Auf der Straße haben sich an diesem sonnigen und an sich beschaulichen Sonntagmorgen bereits einige Leute versammelt. Ratlos schauen sie nach oben zum Fenster: «Was ist da los?» – «Nicht springen, nicht springen!» – «Ich ersticke, ich ersticke!» Meine Mutter: «Du erstickst nicht, Renate, du erstickst nicht! Beruhige dich!» In diesem Chaos denke ich, dass uns nur der Schlüssel retten kann, und beginne ihn zu suchen. Doch ich finde ihn nicht, und meine Schwester tobt und brüllt weiterhin. Plötzlich! – Was ist das? Ein ungeheurer Schlag kracht gegen die Tür und – Ruhe. Ruhe.
Renate, Monika und ich starren auf die Tür. Was war das? Es folgt ein weiterer Schlag. Und ein nächster und noch einer und noch einer.
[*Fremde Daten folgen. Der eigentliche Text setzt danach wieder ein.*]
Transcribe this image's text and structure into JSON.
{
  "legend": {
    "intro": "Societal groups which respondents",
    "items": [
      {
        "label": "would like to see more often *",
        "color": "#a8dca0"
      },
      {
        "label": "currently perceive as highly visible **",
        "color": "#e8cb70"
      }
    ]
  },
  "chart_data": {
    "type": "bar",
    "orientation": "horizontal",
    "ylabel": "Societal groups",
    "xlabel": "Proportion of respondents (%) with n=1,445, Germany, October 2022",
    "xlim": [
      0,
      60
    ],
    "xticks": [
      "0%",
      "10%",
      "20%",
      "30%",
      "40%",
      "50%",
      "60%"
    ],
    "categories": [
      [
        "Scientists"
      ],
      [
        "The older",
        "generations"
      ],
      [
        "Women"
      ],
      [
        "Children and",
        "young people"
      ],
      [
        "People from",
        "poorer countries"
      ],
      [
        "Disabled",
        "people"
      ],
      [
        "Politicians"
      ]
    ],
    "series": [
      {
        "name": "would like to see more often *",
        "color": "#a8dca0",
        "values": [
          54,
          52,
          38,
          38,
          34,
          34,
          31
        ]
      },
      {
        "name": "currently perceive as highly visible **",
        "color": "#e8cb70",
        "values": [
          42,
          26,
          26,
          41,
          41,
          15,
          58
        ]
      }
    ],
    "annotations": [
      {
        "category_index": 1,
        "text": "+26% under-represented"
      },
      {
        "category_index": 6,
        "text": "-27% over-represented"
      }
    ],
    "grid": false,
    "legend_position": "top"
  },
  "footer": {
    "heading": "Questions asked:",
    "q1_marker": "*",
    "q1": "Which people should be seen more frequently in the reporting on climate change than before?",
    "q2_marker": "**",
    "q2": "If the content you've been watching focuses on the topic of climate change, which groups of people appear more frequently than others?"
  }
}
Doch die Tür öffnet sich nicht. Das Schloss hält. Das Türblatt muss mit dem Rahmen untrennbar verschweißt sein. Wieder ein Schlag. Jetzt bekommen auch Monika und ich es mit der Angst zu tun. Wir beginnen zu schreien: «Hilfe, Hilfe!», und weil auch wir plötzlich keine Luft mehr bekommen, schreien auch wir: «Wir ersticken, wir kriegen keine Luft mehr! Hilfe! Wir ersticken!», und je lauter und verzweifelter unsere Schreie, umso wütender und kraftvoller die Schläge, mit denen mein Vater die Tür zu öffnen versucht. Doch plötzlich änderte er seine Strategie. Er drosch nicht weiter auf das Schloss ein, sondern seine Attacke galt dem Türblatt selber, und nach zwei, drei weiteren Hieben hatte, unglaublich, der Axtkopf die Tür durchschlagen, blieb eingequetscht im Holz stecken und schaute uns an: Was hatte die Axt vor? Es schien, als suchte sie, als müsste sie herausfinden, hätte sie die Tür erst zertrümmert, wem zuerst, wem danach und wem zuletzt sie den Schädel spalten würde. Mir, Renate, Monika?
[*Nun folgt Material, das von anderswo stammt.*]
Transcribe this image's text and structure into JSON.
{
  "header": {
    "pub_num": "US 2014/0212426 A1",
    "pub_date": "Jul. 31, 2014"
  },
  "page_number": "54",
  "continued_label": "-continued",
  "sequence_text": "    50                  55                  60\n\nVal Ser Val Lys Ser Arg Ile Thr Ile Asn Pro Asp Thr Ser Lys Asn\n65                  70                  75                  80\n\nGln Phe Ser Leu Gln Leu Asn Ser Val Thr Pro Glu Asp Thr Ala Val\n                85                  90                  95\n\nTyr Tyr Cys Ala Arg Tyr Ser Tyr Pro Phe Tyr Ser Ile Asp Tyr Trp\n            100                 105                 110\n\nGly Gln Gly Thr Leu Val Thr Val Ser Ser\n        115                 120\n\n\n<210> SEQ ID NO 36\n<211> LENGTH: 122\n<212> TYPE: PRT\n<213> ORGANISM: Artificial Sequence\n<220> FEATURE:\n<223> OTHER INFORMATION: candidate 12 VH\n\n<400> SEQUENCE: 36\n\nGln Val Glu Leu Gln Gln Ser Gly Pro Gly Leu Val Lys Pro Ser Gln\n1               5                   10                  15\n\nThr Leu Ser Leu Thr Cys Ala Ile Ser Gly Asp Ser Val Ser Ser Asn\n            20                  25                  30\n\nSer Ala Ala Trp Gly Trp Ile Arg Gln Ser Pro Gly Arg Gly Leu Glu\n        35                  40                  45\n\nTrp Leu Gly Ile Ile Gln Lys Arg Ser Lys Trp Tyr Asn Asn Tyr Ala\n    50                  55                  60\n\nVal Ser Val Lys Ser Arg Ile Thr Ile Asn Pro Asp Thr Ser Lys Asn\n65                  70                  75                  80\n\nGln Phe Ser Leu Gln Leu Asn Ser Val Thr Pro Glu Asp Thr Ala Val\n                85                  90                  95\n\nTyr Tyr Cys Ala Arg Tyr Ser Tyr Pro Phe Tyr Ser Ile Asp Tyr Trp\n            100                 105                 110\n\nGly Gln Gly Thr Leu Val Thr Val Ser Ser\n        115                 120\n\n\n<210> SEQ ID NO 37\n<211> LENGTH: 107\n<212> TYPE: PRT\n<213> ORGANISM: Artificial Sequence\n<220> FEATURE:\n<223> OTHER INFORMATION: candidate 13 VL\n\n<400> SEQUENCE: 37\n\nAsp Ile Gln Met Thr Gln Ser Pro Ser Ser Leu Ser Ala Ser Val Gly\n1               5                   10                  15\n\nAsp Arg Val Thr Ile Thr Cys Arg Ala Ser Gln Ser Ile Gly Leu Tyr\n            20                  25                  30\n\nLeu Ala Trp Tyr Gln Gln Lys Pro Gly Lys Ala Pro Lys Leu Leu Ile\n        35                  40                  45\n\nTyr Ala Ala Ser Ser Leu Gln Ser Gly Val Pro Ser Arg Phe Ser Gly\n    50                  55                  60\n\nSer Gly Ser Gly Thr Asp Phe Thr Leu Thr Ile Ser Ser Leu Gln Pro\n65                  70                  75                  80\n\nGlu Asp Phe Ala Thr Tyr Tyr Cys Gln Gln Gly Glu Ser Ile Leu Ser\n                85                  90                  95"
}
Dann nickte die Axt dreimal mit dem Kopf, offenbar hatte sie sich entschieden. Sie wurde aus dem Schlitz, in dem sie steckte, herausgezogen und donnerte mit unglaublicher Wut erneut auf das Holz nieder. Wir schrien. Mit aller Kraft, zu der unsere Stimmen und Körper fähig waren. Jetzt hatten wir alle drei Angst, nicht mehr nur meine Schwester. Doch Angst ist das falsche Wort. Denn Angst hat man vor etwas, das erst noch kommt und nicht schon da ist. Doch das, was wir hatten, war da. Es war in uns. Auch wenn wir es nicht kannten. Es hatte von uns Besitz ergriffen, und wir waren ihm, was immer es war, ausgeliefert. Noch schlimmer: Unser Zustand fütterte das Ungeheuer, vor dem wir uns derart fürchteten, peitschte die Ausgeburt unserer Angst, katapultierte uns in atemlosen Taumel, dass wir herbeisehnten, wovor wir uns fürchteten, damit es endlich verrichte, wovon wir nicht wollten, dass es geschehe, und wovon wir doch wollten, dass es besser sofort geschehe als später: unsere Vernichtung. Der Zustand der uns zerreißenden Kräfte hatte einen Namen. Panik. Besinnungslose, pure Panik.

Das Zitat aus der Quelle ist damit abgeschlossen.